Process finished with exit code 0

（$）中括号在正则匹配表达式中代表一个字符集，如果要匹配中括号，则需要添加转义符。

# 里层的中括号表示字符集，外层加转移字符的中括号为正则模板字符串
pat = re.compile("\[[a-zA-Z0-9]\]")
mat = pat.match("[a]")
print mat.group()

打印结果：

/usr/bin/python2.7 /home/mxd/文档/WorkPlace/python/PythonStudy/test.py
[a]

Process finished with exit code 0

（$）多字符的正则匹配

匹配一个字符串，首字母大写，其与字母为小写或数字：（* 号可以匹配0到任意个字符）

mat = re.match(r"[A-Z][a-z0-9]*", "Abcd01s")
print mat.group()

打印结果：

/usr/bin/python2.7 /home/mxd/文档/WorkPlace/python/PythonStudy/test.py
Abcd01s

Process finished with exit code 0

匹配Python的变量名：（以下划线或者字母开头，+ 号可以1到任意个字符）

pat = re.compile(r"[_a-zA-Z][_a-zA-Z0-9]+")

mat = pat.match("_Ax89")
print mat.group()

mat_0 = pat.match("a_s12")
print mat_0.group()

mat_1 = pat.match("3_ah7")
print mat_1

打印结果：

/usr/bin/python2.7 /home/mxd/文档/WorkPlace/python/PythonStudy/test.py
_Ax89
a_s12
None

Process finished with exit code 0

匹配0-99之间的数字字符串：（?号可以匹配0次或者1次）

pat = re.compile(r"[1-9]?[0-9]") # ?号可以匹配0或者1次

mat_0 = pat.match("99")
print mat_0.group()

mat_1 = pat.match("8")
print mat_1.group()

mat_2 = pat.match("03")
print mat_2.group()

打印结果：

/usr/bin/python2.7 /home/mxd/文档/WorkPlace/python/PythonStudy/test.py
99
8
0

Process finished with exit code 0

从上面的打印结果可以看到，"03"也可以匹配，但只能匹配到第一个字符0，这是因为正则匹配[1-9]?没有匹配成功，就会按照[0-9]去匹配，匹配得到0，那么要是不想匹配到"03"这一类数字字符串：

pat = re.compile(r"^[1-9]?[0-9]$") # ?号可以匹配0或者1次

mat_0 = pat.match("99")
print mat_0.group()

mat_1 = pat.match("8")
print mat_1.group()

mat_2 = pat.match("03")
print mat_2

打印结果：

/usr/bin/python2.7 /home/mxd/文档/WorkPlace/python/PythonStudy/test.py
99
8
None

Process finished with exit code 0

（$）匹配邮箱，前缀规定6-10为字母，数字或下划线：

# [_a-zA-Z0-9]{6, 10}表示字符的数量在6-10个之间
# (qq|163|126)表示邮箱类型可以是qq, 163, 126中的一个
pat = re.compile("[_a-zA-Z0-9]{6,10}@(qq|163|126).com")

mat_0 = pat.match("123456@qq.com")
print mat_0.group()

mat_1 = pat.match("mxd_huster@163.com")
print mat_1.group()

打印结果：

/usr/bin/python2.7 /home/mxd/文档/WorkPlace/python/PythonStudy/test.py
123456@qq.com
mxd_huster@163.com

Process finished with exit code 0

（$）"*" "+" "?" 三个匹配字符是在规定的情况下，尽可能多的去匹配字符，若在后面加上"？
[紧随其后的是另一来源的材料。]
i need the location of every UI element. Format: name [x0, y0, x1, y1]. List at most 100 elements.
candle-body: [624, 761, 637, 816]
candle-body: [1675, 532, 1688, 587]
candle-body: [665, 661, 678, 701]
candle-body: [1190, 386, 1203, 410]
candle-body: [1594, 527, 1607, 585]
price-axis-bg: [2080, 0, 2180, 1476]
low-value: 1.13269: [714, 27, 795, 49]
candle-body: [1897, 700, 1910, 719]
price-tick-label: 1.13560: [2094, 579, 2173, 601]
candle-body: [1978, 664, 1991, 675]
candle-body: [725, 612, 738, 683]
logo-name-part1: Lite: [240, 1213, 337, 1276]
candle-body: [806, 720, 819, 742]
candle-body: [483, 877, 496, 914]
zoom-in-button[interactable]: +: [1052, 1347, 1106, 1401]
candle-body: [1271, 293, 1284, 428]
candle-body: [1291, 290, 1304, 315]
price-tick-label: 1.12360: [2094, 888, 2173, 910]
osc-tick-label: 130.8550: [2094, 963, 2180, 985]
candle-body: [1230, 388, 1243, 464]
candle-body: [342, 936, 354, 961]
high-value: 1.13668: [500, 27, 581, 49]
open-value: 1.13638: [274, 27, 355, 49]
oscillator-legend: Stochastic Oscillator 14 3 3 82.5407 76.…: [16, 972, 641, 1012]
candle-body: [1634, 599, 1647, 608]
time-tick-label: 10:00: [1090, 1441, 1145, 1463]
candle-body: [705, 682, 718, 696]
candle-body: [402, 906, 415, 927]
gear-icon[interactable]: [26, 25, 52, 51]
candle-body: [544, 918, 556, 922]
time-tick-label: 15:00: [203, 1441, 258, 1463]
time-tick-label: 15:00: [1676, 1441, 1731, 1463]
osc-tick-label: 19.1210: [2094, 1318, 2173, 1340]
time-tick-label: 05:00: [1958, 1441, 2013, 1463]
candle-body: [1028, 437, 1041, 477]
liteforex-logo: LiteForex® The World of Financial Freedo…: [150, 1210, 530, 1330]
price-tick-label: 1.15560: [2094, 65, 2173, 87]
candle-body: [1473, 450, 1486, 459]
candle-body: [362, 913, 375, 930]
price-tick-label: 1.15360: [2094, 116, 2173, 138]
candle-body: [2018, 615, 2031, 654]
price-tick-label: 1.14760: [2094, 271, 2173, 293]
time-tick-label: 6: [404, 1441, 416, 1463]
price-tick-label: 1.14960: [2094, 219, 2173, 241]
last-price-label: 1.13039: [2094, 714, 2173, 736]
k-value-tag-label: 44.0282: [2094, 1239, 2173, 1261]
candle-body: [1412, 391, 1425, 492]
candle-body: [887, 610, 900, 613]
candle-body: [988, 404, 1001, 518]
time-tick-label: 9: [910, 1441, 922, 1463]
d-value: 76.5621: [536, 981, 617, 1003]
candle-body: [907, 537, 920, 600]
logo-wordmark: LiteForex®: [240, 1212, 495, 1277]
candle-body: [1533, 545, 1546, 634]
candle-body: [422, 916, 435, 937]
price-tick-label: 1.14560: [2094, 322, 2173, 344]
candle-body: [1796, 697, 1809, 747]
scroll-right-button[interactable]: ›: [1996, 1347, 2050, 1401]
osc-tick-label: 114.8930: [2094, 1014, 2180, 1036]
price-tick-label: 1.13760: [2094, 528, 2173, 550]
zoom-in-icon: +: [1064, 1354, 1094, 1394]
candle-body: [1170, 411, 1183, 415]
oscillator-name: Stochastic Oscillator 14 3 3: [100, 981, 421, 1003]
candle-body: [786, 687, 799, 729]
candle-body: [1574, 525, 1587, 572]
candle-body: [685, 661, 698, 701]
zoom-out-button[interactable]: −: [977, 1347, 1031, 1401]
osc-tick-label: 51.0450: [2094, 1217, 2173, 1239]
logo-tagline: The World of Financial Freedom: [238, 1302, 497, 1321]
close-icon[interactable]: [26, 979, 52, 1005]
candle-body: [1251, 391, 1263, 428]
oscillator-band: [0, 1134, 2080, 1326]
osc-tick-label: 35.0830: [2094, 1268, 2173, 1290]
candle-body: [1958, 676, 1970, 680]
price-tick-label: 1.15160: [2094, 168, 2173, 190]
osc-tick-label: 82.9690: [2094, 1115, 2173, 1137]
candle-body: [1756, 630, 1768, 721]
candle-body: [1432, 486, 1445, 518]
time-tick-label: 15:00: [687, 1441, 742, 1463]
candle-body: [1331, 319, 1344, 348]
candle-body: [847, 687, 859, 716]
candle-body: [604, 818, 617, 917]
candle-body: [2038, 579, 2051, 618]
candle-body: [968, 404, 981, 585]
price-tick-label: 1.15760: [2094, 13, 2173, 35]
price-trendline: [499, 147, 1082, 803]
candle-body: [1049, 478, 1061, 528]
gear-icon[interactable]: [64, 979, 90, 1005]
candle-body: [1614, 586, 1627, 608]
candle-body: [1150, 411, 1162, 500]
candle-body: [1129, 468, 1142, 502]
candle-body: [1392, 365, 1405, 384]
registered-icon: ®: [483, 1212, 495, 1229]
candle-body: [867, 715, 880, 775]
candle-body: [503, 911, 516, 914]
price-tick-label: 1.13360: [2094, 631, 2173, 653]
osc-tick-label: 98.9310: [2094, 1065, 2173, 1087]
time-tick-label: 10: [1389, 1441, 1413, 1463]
"，变为"*?" "+?" "??"之后，则变为非贪婪模式，会在规定的情况下尽可能少的匹配字符：

# [a-z]+? 匹配a-z之间的字符1次或任意次，尽量匹配尽可能多的次数
mat_0 = re.match(r"[0-9][a-z]+", "1abcde")
print mat_0.group()

# [a-z]+? 匹配a-z之间的字符1次或任意次，尽量匹配1次
mat_1 = re.match(r"[0-9][a-z]+?", "1abcde")
print mat_1.group()

# [A-Z]? 匹配A-Z之间的字符0次或1次，尽量匹配0次
mat_2 = re.match(r"[_][A-Z]?", "_ABCDE")
print mat_2.group()

# [A-Z]? 匹配A-Z之间的字符0次或1次，尽量匹配0次
mat_3 = re.match(r"[_][A-Z]??", "_ABCDE")
print mat_3.group()

打印结果：

/usr/bin/python2.7 /home/mxd/文档/WorkPlace/python/PythonStudy/test.py
1abcde
1a
_A
_

Process finished with exit code 0

（$）Python中"^"，"$"可以指定正则表达式的开头和结尾：

# ^说明开头必须是字符集[_a-zA-Z0-9]中的字符
# $说明结尾必须是 @(qq|163|126).com 这个字符串模板匹配的字符串
pat = re.compile(r"^[_a-zA-Z0-9]{6,10}@(qq|163|126).com$")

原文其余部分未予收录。